Karen (Ayla Gresta) e Artur (Gustavo Halfeld). Foto: André Carvalheira/Divulgação
Apresenta-se um filme, então, que pode ser entendido como uma grande declaração de amor à arte e ao artista, em especial o músico. “É uma das primeiras profissões que se torna alvo nesse momento de ataques, pois há a imagem do músico como vagabundo. Em 2011, eu tive a ideia de discutir o que aconteceu com o projeto de Brasília, um projeto que não funcionou. A música surgiu como um caminho perfeito para essa discussão, pois a cidade ganhou uma identidade a partir dela. Eu sei, pois vivi lá; ela não tinha uma essência ou alma até que uma geração de roqueiros deu voz a uma geração inteira. Foi uma cidade criada para ser de vanguarda, mas pouco depois um golpe militar desvirtuou o projeto. É uma cidade que deveria abrir o Brasil para o interior, mas se tornou conveniente para o Governo se isolar”, diz o diretor.
A construção do enredo não encontrou o ritmo ideal. O fator, porém, não impede que as provocações do longa atravessem as barreiras do espectador. O drama, demasiadamente teatral em algumas cenas, se faz valer por mostrar problemas que atingem uma sociedade doente de capitalismo, sufocada por se sujeitar à desprazerosas maneiras de sobrevivência em um ambiente que acaba por secar, também, as relações entre amizades, amores e familiares. Dessa forma, vendo seu amor não correspondido por Brasília e pelas pessoas que habitam a capital federal, Karen parte para Berlim, cidade para a qual Artur (Gustavo Halfeld), seu namorado e guitarrista da banda, já havia seguido — ou fugido — com Martin (Steven Lange, cuja atuação se destaca), seu amigo alemão. Lá, ela se depara com outras problemáticas, pessoais ou não.
“Eu sempre quis falar sobre Brasília conversando com um referencial, como forma de fazer um paralelo. Além disso, gosto de colocar personagens em deslocamento, pois é assim que eles se mostram como são de verdade.
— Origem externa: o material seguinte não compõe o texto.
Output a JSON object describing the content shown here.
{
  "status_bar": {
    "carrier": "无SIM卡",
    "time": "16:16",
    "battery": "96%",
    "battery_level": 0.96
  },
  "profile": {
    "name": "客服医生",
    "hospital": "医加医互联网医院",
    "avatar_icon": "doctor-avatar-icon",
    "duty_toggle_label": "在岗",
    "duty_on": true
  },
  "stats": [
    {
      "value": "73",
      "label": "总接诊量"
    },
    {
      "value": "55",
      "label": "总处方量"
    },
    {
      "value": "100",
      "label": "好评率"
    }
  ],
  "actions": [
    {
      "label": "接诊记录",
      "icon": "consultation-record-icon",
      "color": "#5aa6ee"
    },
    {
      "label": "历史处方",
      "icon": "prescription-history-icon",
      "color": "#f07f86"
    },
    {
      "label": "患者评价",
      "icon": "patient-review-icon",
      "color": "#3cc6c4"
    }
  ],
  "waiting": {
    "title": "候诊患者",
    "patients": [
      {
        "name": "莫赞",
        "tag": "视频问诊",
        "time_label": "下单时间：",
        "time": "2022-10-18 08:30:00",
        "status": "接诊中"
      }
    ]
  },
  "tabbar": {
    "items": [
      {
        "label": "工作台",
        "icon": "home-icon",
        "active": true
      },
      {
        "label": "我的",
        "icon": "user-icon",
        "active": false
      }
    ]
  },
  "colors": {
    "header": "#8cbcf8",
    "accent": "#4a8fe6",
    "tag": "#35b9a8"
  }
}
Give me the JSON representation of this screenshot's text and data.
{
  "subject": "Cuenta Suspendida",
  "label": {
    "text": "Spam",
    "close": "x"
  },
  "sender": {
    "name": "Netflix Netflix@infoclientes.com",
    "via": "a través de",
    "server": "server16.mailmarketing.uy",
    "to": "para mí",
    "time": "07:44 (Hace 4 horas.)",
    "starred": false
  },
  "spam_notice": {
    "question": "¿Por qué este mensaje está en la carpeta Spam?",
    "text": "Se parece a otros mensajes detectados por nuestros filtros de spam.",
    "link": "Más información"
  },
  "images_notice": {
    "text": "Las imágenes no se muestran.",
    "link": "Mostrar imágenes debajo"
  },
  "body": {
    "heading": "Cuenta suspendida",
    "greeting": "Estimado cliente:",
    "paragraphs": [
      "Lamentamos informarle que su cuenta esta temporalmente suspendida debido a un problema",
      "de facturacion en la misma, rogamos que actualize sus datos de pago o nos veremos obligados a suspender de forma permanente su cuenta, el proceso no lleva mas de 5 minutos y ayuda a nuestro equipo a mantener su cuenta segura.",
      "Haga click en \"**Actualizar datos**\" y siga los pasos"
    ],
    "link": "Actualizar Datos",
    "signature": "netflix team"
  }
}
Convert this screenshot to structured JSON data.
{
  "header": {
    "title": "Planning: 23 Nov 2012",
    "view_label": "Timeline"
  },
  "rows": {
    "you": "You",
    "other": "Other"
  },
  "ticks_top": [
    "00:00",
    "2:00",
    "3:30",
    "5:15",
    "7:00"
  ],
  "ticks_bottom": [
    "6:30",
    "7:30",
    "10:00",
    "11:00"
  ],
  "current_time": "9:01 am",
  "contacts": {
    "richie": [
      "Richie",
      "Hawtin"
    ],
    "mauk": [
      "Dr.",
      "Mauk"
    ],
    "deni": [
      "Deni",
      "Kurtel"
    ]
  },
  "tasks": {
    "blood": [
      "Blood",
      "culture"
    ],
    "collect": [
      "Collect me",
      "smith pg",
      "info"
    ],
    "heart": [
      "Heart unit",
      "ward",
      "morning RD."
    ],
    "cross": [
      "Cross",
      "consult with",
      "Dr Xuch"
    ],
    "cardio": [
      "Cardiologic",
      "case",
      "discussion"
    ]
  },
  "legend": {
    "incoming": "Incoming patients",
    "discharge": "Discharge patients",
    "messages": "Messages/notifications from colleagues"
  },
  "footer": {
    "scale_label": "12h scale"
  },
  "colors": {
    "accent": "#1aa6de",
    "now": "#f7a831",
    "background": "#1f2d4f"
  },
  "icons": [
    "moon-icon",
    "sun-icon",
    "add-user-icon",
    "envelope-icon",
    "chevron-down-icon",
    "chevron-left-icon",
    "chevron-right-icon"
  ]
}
Para Karen, foi importante sair de Brasília para entender os problemas da cidade”, comenta Galvão.
Ainda temos a imensidão da noite, no sentido do deslocamento de personagens, acaba por provocar um paralelo com a cena clássica de diálogo de Vidas secas (1963), no qual a aridez do ambiente se funde à das pessoas. Mesmo no momento de “chuva”, a seca interior não permite o diálogo claro.
Gustavo Galvão dirige os atores Steven Lange Pit Bukowski e Matthias Rheinheimer.
Foto: Javier Chiocchio/Divulgação
Nesse sentido, o diretor explica que Brasília e Berlim possuem uma história parecida. A cidade alemã estava destruída após a Segunda Guerra Mundial e, dessa forma, foi sendo reconstruída nas décadas posteriores; ao mesmo tempo, Brasília estava sendo construída do zero. Outra curiosidade, ele aponta, é que os dois processos — a reconstrução e a construção — foram pautados pelos mesmos ideais modernistas.
“Brasília era uma cidade muito vazia, tão sombria quanto Berlim com o muro. São duas cidades machucadas pela história, que encontraram suas identidades ao mesmo tempo, nos anos 1980, quando a cena cultural explodiu. Brasília continuou sua revolução nos anos 1990, quando uma nova geração consolidou a imagem da cidade com o rock, ao mesmo em que Berlim se consolidou como uma referência musical mundial. Mas aí as coincidências acabam: Berlim continuou sua história e Brasília perdeu sua referência pro rock brasileiro. É o sintoma de algo”, aponta o cineasta.
VICTOR AUGUSTO TENÓRIO é jornalista em formação pela Universidade Católica de Pernambuco e estagiário da Continente.